A patient has developed a pruritic rash with fever around 15 days after renal transplantation, diagnosed as graft-versus-host disease. What is the prognosis?
Hello, A patient has developed a pruritic rash with fever around 15 days after renal transplantation, diagnosed as graft-versus-host disease. What is the prognosis? He is 56 years old. Please leave your comments.

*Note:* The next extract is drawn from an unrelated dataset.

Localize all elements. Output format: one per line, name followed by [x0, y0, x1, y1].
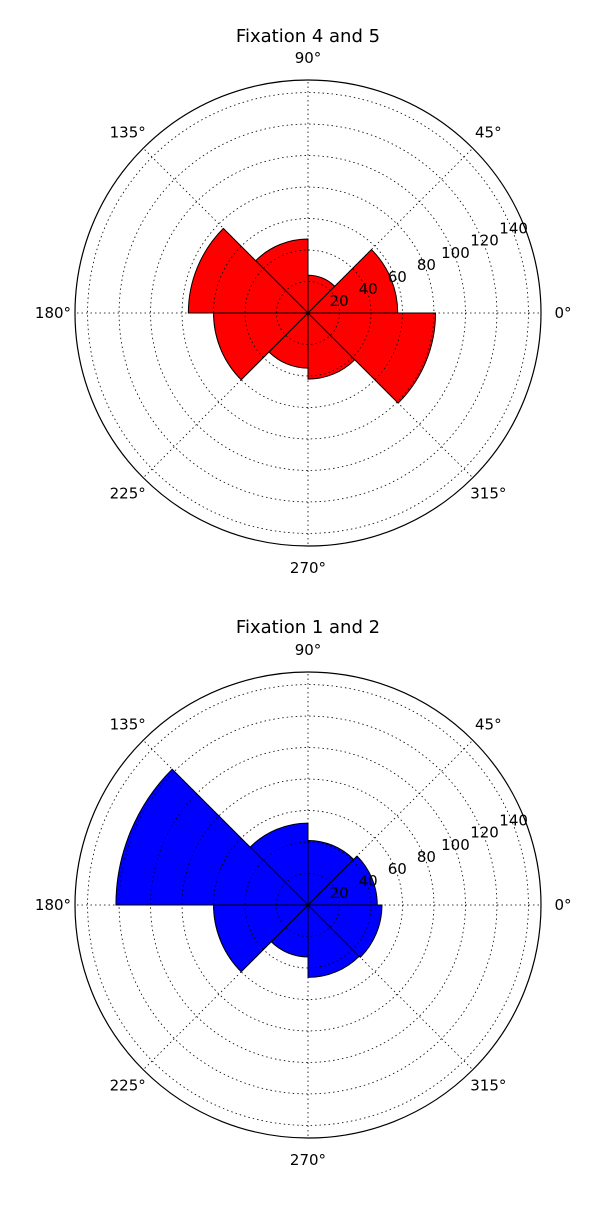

@amitesh Acute GVHD may initially appear as a pruritic or painful rash (median onset, day 19 post-transplantation; range, 5-47 d). A hyperacute form of GVHD has been described as a disorder including fever, generalized erythroderma, and desquamation developing 7-14 days after transplantation. Acute GVHD is a clinicopathologic syndrome involving the skin, liver, and gut. Staging and grading is important in determining the management and prognosis and for comparing the results of immunosuppressive prophylaxis. The overall grade of acute GVHD is predictive of the patient's outcome, with the highest rates of mortality in those with grade IV, or severe, GVHD. The response to treatment is also predictive of outcomes in GVHD of grades II-IV. Patients with no response or with progression have a mortality rate as high as 75%, compared with 20-25% in those with a complete response. Factors associated with impaired survival are HLA-nonidentical marrow donors, liver abnormalities in addition to GVHD, and early time to onset and treatment of GVHD. Late GI symptoms (more than 100 days posttransplant) were reported in 71 allogeneic stem cell transplant patients. Following an endoscopy, 45 (63%) were diagnosed with GI-GVHD. Of these 45 patients, 39 (87%) had late acute GVHD. The median survival time from the first endoscopy was 8.5 months. The incidence of nonrelapse mortality at 6 months was 31% in patients with GI-GVHD compared to 19% in patients without GI-GVHD (P = 0.42). All patients with GI-GVHD were on steroid therapy, and close to one-third of these patients needed total parenteral nutrition.